Limiting fraud and future disputes over means of payment: this is the mission of French banks and several consumer associations, which have agreed on a series of recommendations that are immediately applicable.

The fraud rate on all online card payments (including payments made to foreign sites by French cardholders), less than 0.2% in 2021, is low.

But the boom in internet payments is whetting the appetite of fraudsters who often resort to the “spoofing” technique: they usurp the bank’s customer service call number and, thanks to their insurance and good information, achieve their ends.

Gathered under the aegis of the Banque de France, the Observatory for the security of means of payment delivered its conclusions on Tuesday, in the form of 13 recommendations, to prevent and manage this scenario.

Starting from an observation: the strong authentication required by banks to ensure that the user is who he claims to be, despite its high level of security, is not infallible.

It is not because this type of authentication exists, via the connection on a mobile application or the sending of a code by SMS for example, that the bank must refuse a refund to the customer victim of fraud.

However, “it is too often the case”, underlined Tuesday during a press conference Julien Lasalle, of the direction of the studies and supervision of the payments of the Bank of France.

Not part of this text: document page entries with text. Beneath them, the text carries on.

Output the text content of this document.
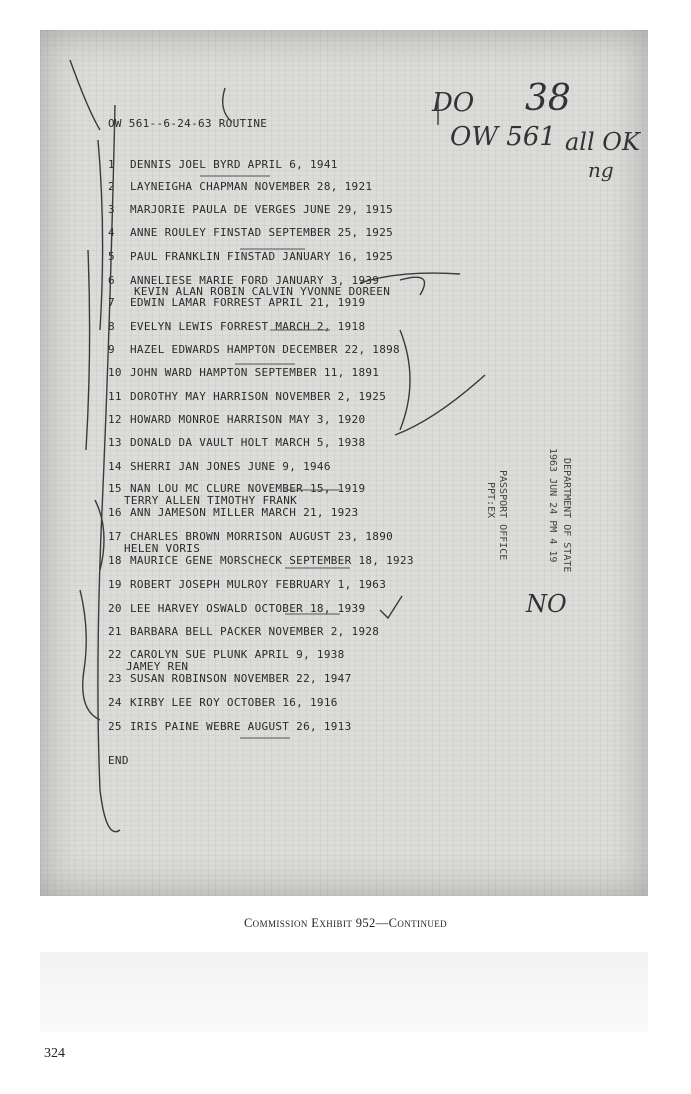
OW 561--6-24-63 ROUTINE
1 DENNIS JOEL BYRD APRIL 6, 1941
2 LAYNEIGHA CHAPMAN NOVEMBER 28, 1921
3 MARJORIE PAULA DE VERGES JUNE 29, 1915
4 ANNE ROULEY FINSTAD SEPTEMBER 25, 1925
5 PAUL FRANKLIN FINSTAD JANUARY 16, 1925
6 ANNELIESE MARIE FORD JANUARY 3, 1939
KEVIN ALAN ROBIN CALVIN YVONNE DOREEN
7 EDWIN LAMAR FORREST APRIL 21, 1919
8 EVELYN LEWIS FORREST MARCH 2, 1918
9 HAZEL EDWARDS HAMPTON DECEMBER 22, 1898
10 JOHN WARD HAMPTON SEPTEMBER 11, 1891
11 DOROTHY MAY HARRISON NOVEMBER 2, 1925
12 HOWARD MONROE HARRISON MAY 3, 1920
13 DONALD DA VAULT HOLT MARCH 5, 1938
14 SHERRI JAN JONES JUNE 9, 1946
15 NAN LOU MC CLURE NOVEMBER 15, 1919
TERRY ALLEN TIMOTHY FRANK
16 ANN JAMESON MILLER MARCH 21, 1923
17 CHARLES BROWN MORRISON AUGUST 23, 1890
HELEN VORIS
18 MAURICE GENE MORSCHECK SEPTEMBER 18, 1923
19 ROBERT JOSEPH MULROY FEBRUARY 1, 1963
20 LEE HARVEY OSWALD OCTOBER 18, 1939
21 BARBARA BELL PACKER NOVEMBER 2, 1928
22 CAROLYN SUE PLUNK APRIL 9, 1938
JAMEY REN
23 SUSAN ROBINSON NOVEMBER 22, 1947
24 KIRBY LEE ROY OCTOBER 16, 1916
25 IRIS PAINE WEBRE AUGUST 26, 1913
END
DO 38
OW 561 all OK
ng
NO
DEPARTMENT OF STATE
1963 JUN 24 PM 4 19
PASSPORT OFFICE
PPT:EX
Commission Exhibit 952—Continued
324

When a victim comes forward, it is now up to the bank to investigate the case in less than 24 hours. If it is unable to conclude that the fraud comes from the customer himself or that the latter has shown gross negligence, the bank must proceed with the immediate reimbursement.

“We are strengthening the fight against fraud and we are facilitating reimbursement procedures, even when strong authentication has been carried out”, summarized the Minister of the Economy Bruno Le Maire, quoted in a press release.

– Gray area –

When the payment has not been the subject of strong authentication, such as for example for payments on the Internet of low value or outside the European Union, banking establishments are invited to reimburse without delay the transactions disputed by customers.

“The security of customer data and funds is a top priority for banks,” said Maya Atig, director general of the French Banking Federation (FBF), in a statement sent to AFP.

The objective of the 13 recommendations is also to “reduce the + gray zone + on the assessment of the + unauthorized + character of a contested operation”, explains the Observatory in its press release.

This gray area is a source of disputes and weighs down the piles of complaint files within establishments, with the mediator or even before the courts.

In March, the Versailles Court of Appeal ordered BNP Paribas to reimburse more than 54,000 euros to a client victim of “spoofing”, whom the bank accused of gross negligence.

The Observatory recalls, however, that the fight against fraud requires the vigilance of all stakeholders: consumers and businesses, but also payment service providers and even mobile telephony players.

The FBF also launched on April 22 a communication campaign in the press and on the radio with the message “Codes, passwords and bank identifiers: never give out your data”.

Adopted at the end of April, these recommendations already apply and will be supervised by the banking watchdog, the Prudential Control and Resolution Authority (ACPR).